(a) We elect first to estimate the thickness required to resist yielding. Since σ = P/wt, we have t = P/wσ. For the weaker alloy, we have, from Table 5–1, S_{y} = 910 MPa. Thus,
σ_{all} =\frac {S_{y}}{n} =\frac {910}{1.3} = 700 MPa
Thus
t =\frac {P}{w σ_{all}} =\frac {4.0(10)^{3}}{1.4(700)} = 4.08 mm or greater
For the stronger alloy, we have, from Table 5–1,
σ_{all}=\frac {1035}{1.3} = 796 MPa
and so the thickness is
t =\frac {P}{w σ_{all}} =\frac {4.0(10)^{3}}{1.4(796)} = 3.59 mm or greater
(b) Now let us find the thickness required to prevent crack growth. Using Fig. 5–26, we have
\frac {h}{b} =\frac {2.8/2}{1.4} = 1 \frac {a}{b} =\frac {2.7}{1.4(10^{3})} = 0.001 93
Corresponding to these ratios we find fromFig. 5–26 that β \dot {=}1.1, and K_{I} = 1.1σ\sqrt {πa}.

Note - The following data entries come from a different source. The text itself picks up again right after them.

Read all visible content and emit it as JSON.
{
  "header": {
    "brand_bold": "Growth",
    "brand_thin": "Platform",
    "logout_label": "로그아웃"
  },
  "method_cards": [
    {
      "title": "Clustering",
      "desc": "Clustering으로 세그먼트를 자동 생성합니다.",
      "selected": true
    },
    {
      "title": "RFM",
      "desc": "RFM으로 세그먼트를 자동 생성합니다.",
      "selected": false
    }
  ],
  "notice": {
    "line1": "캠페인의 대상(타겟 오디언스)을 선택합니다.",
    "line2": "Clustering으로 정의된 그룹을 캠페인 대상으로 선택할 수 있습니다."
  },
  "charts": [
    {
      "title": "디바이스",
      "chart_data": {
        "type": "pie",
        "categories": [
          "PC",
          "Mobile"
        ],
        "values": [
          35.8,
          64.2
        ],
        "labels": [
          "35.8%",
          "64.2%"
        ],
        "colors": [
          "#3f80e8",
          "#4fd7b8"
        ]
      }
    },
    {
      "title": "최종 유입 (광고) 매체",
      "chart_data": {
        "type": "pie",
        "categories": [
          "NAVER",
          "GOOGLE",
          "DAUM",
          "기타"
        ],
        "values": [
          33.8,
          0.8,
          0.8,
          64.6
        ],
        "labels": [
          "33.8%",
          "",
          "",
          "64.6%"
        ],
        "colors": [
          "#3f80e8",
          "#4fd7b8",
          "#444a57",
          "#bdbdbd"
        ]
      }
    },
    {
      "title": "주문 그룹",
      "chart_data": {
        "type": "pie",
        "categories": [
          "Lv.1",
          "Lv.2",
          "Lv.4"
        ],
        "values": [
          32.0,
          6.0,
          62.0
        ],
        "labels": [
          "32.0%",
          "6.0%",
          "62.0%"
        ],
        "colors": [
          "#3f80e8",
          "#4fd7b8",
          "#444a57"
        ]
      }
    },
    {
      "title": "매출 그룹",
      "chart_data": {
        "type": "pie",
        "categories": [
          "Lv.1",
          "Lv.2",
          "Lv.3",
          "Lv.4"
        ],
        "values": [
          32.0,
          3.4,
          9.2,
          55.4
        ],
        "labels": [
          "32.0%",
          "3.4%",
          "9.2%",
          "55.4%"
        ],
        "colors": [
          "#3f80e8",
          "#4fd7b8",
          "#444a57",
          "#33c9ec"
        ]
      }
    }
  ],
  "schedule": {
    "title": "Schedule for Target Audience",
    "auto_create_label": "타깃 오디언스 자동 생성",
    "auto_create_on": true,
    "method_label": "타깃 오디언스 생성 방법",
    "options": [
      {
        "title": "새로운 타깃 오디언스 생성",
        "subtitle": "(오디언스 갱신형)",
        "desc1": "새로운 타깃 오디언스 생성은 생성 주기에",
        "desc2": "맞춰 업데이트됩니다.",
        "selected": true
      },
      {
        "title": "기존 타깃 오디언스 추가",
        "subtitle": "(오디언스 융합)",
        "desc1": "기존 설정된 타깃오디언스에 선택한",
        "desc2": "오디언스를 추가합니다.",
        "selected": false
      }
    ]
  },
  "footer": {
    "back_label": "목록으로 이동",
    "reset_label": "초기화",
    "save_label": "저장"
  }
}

n =\frac {K_{I c}}{K_{I}} =\frac {115\sqrt {10^{3}}}{1.1σ\sqrt {πa}}, σ =\frac {K_{I c}}{1.1n\sqrt {πa}}
From Table 5–1, K_{I c} = 115 MPa \sqrt {m} for the weaker of the two alloys. Solving for σ with n = 1 gives the fracture stress
σ =\frac {115}{1.1 \sqrt {π(2.7 × 10^{−3})}} = 1135 MPa
which is greater than the yield strength of 910 MPa, and so yield strength is the basis for the geometry decision. For the stronger alloy S_{y} = 1035 MPa, with n = 1 the fracture stress is
σ =\frac {K_{I c}}{ nK_{I}}=\frac {55}{1 (1.1) \sqrt {π(2.7 × 10^{−3})}} = 542.9 MPa
which is less than the yield strength of 1035 MPa. The thickness t is
t =\frac {P}{w σ_{all}} =\frac{4.0(10^{3})}{1.4(542.9/1.3)} = 6.84 mm or greater
This example shows that the fracture toughness K_{I c} limits the geometry when the stronger alloy is used, and so a thickness of 6.84 mm or larger is required. When the weaker alloy is used the geometry is limited by the yield strength, giving a thickness of only 4.08 mm or greater. Thus the weaker alloy leads to a thinner and lighter weight choice since the failure modes differ.